In re the Marriage of Hoffman

701 P.2d 129 | Colo. Ct. App. | 1985

SILVERSTEIN *, Judge.

This eleven-year marriage was dissolved on May 25, 1983. The wife seeks review of the trial court’s orders relative to custody *130and child support. We affirm in part and reverse in part.

The parties were married on June 10, 1972. The parties had two children who were, as of the date of the permanent orders hearing, a son age 4, and a daughter of 18 months. Following the separation of the parties in April of 1982, wife left Colorado with the children and took up residency in California.
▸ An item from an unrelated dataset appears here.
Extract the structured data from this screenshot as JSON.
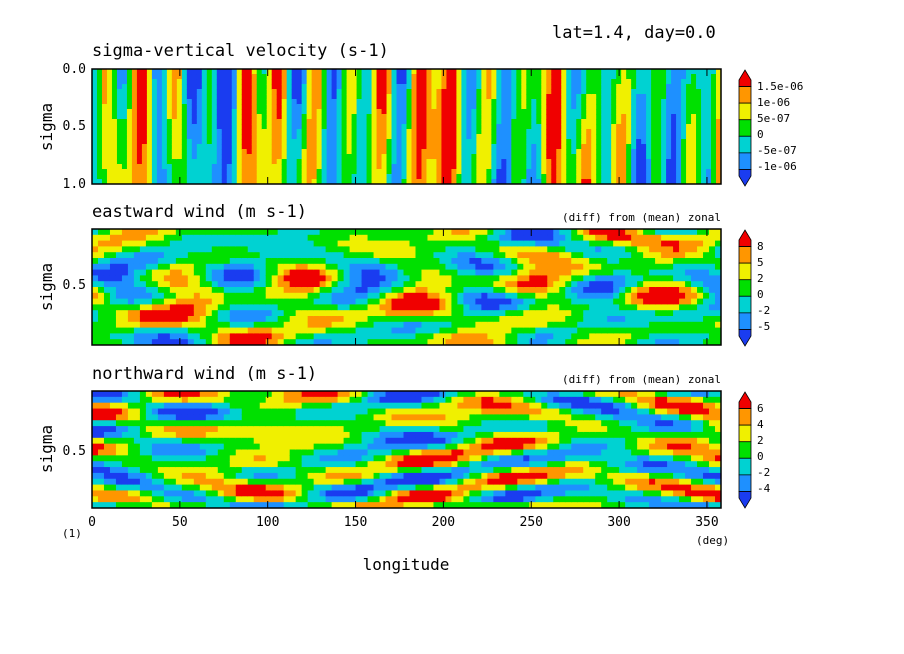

Husband then commenced this action for dissolution of marriage seeking, among other things, custody of the children.

Following a hearing, the trial court, in recognition of the age of the children and the circumstances of the husband and wife, specifically concluded “it would be in the best interests of the children that sole custody be awarded to the [wife].” The court ordered husband to pay child support in the sum of $125 per month per child and granted him certain visitation rights, and it also ordered that the children be returned to Colorado from California within one year of the date of the order.

Wife traveled to Colorado with the children for the hearing, and the court ordered that the children be returned to her custody following a two-week visitation period with husband commencing the day of the hearing. The children were then returned to California where they have remained with wife pending this appeal.

I.

On appeal wife contends the trial court erred in ordering the children returned to Colorado within one year after the date of the order. We agree.

The authority of the court to permit removal of the children from Colorado is not questioned. See In re Marriage of McGee, 44 Colo.App. 380, 613 P.2d 348 (1980).

Here, the court determined that, at the time of the hearing, it was in the best interests of the children that custody be awarded to the mother, with the right to take the children to California. See In re Marriage of Casida, 659 P.2d 56 (Colo.App.1982); Bernick v. Bernick, 31 Colo.App. 485, 505 P.2d 14 (1972). However, the court, in ordering that the children be returned to Colorado in one year, made no finding that such a move would be in the best interests of the children, and, in fact, was in no position to do so.

When the trial court entered the order, it was impossible for it to determine what the effect would be on the children if its order to return the children were to be carried out and what the children’s best interests might be one year following the grant of. sole custody to wife. Thus, the trial court’s order cannot stand. See Sweimler v. Sweimler, 161 Colo. 595, 423 P.2d 842 (1967).

II.

Wife next argues that the court erred in fixing the amount of child support since the court, in setting its award, considered the transportation costs husband would incur to effectuate visitation with the children in California. We disagree.

Section 14-10-129, C.R.S., directs that the non-custodial parent receive visitation rights unless the court finds the best interests of the children otherwise require. The trial court here, while awarding custody to wife, specifically found husband a fit and proper parent and granted him “reasonable and liberal” rights of visitation. The expense involved in exercising these rights was properly considered in connection with assessing the husband’s ability to pay child support and the needs of the children. See § 14-10-115(l)(d), C.R.S. See also Searle v. Searle, 115 Colo. 266, 172 P.2d 837 (1946); and In re Marriage of Krise, 660 P.2d 920 (Colo.App.1983).

That part of the judgment directing return of the children to Colorado is reversed, and the remainder of the judgment is affirmed.

ENOCH, C.J., and HODGES,* J., concur.

Sitting by assignment of the Chief Justice under provisions of the Colo. Const., Art. VI, Sec. 5(3), and § 24-51-607(5), C.R.S. (1982 Repl.Vol. 10).